Vient le tour de la brune au sourire timide, mais quand elle s’approche du bureau il se passe quelque chose de bizarre. La lumière se fait plus sombre, le gris fumé devenant anthracite.
L’homme derrière le bureau fronce les sourcils :
 
-Et bien … il ne faut pas se fier aux apparences, n’est ce pas, Mlle Hanon ? Tendez votre bras, que vous soyez jugée.
 
Elle résiste mais le bureaucrate est plus rapide et lui attrape le bras, enfonce l’aiguille au niveau des veines du poignet, pompe le sang et la relâche.
La brune semble furieuse mais pourtant elle ne dit pas un mot, ni même un son. Je vais pour le faire à sa place, dans l’intention de le traiter de cinglé et de barbare, quand je m’aperçois que je ne peux pas parler non plus.
La panique revient en force mais avant d’avoir eu le temps de me paralyser, une fumée rouge sang s’échappe de la fiole.
 
L’homme se met à glousser :
 
-Ça faisait longtemps que nous n’avions pas eu quelqu’un de votre trempe ! J’espère que vous survivrez, dit-il avec un grand sourire et un clin d'œil, ça apportera du sang neuf. 
 
La fumée est de plus en plus grosse et s’enroule autour de la brune. Elle l’enrobe totalement et la fait disparaître.
 
-Ah ! La dernière, enfin ! Mlle Hestia Bellabre,venez ici qu’on en finisse !
 
Le gris reprend sa couleur initiale mais ma panique est toujours là, tapis au creux de mon estomac.
Ne voulant pas subir la même chose que ma prédécesseur, je m’approche du bureau et tends mon poignet.
Malgré sa violence envers la brune, il prend mon poignet avec délicatesse et avance l’aiguille.
Ne voulant pas paniquer encore plus, je regarde autour de moi, mais c’est derrière le bureaucrate que mon regard est attiré.
 
Il, c’est un mâle à n’en pas douter, est grand, près d’un mètre quatre vingt dix, de long cheveux blond comme le soleil tombant en cascades jusqu’au cheville, des yeux d’un bleu printanier, absolument sublimes.
Mais toute cette perfection est gâchée par l’état dans lequel il se trouve. Il est maigre au point que ses os saillent exagérément de son corps nu. Sa peau porte des traces de brûlures, de coupures et de coups. La crasse le recouvre entièrement. Une impression de désespoir et de solitude absolue se dégage de lui, au point de me mettre les larmes aux yeux.
L’instant tragique se brise quand l’homme gris, que j’avais totalement oublié, me dit sèchement :
 
-Voilà, c’est bon ! pas la peine de pleurer ! Voyons voir où vous allez …
 
je relève la tête dans l'espoir de revoir la victime mais il n’est plus là, comme s’il avait juste été une vision destinée à détourner mon attention.

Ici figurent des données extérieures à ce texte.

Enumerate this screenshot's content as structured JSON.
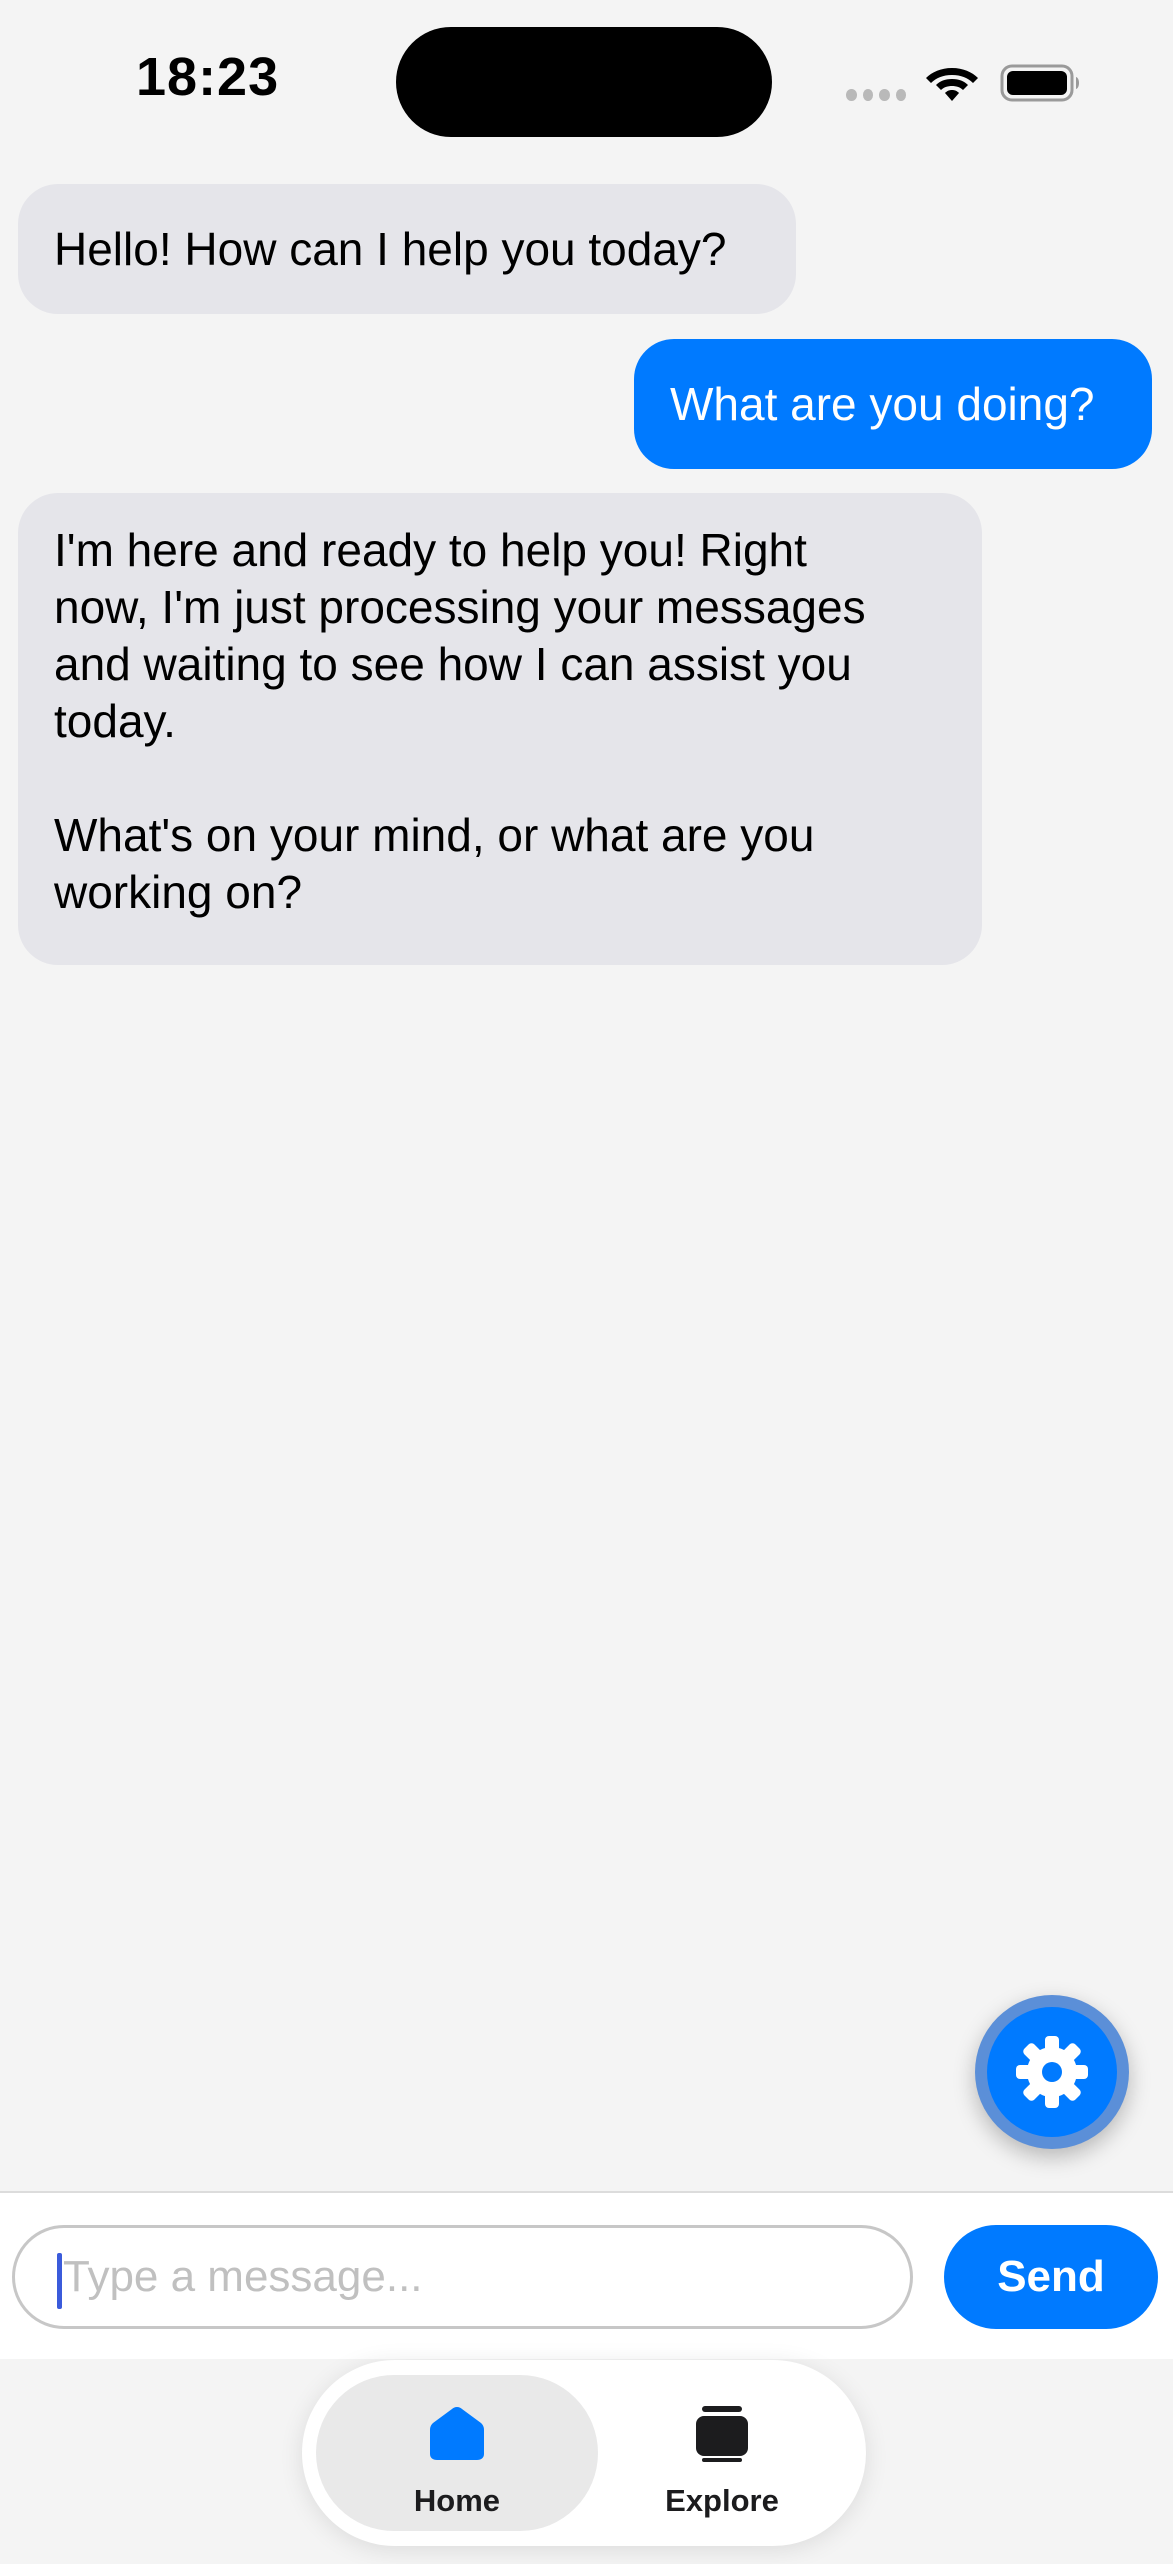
{
  "status_bar": {
    "time": "18:23",
    "icons": [
      "cellular-signal-icon",
      "wifi-icon",
      "battery-icon"
    ]
  },
  "messages": [
    {
      "role": "assistant",
      "text": "Hello! How can I help you today?"
    },
    {
      "role": "user",
      "text": "What are you doing?"
    },
    {
      "role": "assistant",
      "text": "I'm here and ready to help you! Right\nnow, I'm just processing your messages\nand waiting to see how I can assist you\ntoday.\n\nWhat's on your mind, or what are you\nworking on?"
    }
  ],
  "settings_button": {
    "icon": "gear-icon"
  },
  "composer": {
    "value": "",
    "placeholder": "Type a message...",
    "send_label": "Send"
  },
  "tab_bar": {
    "tabs": [
      {
        "label": "Home",
        "icon": "house-icon",
        "active": true
      },
      {
        "label": "Explore",
        "icon": "stack-icon",
        "active": false
      }
    ]
  },
  "colors": {
    "accent": "#007aff",
    "assistant_bubble": "#e5e5ea",
    "background": "#f4f4f4"
  }
}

Je baisse la tête à temps pour voir le pseudo laborantin verser mon sang dans la dernière fiole. Des bulles apparaissent à la surface, et une épaisse fumée blanche s’échappe du tube en verre
 
-Mazette … Une telle quantité de fumée … ça n’est pas arrivé depuis des années, dit-il, hautement surpris. Vous êtes une sainte ??
 
Sans attendre de réponse il ajoute :
 
-En tous cas, mes félicitations, et bienvenue à Eden !
 
Au moment où il prononce ces mots, je disparait.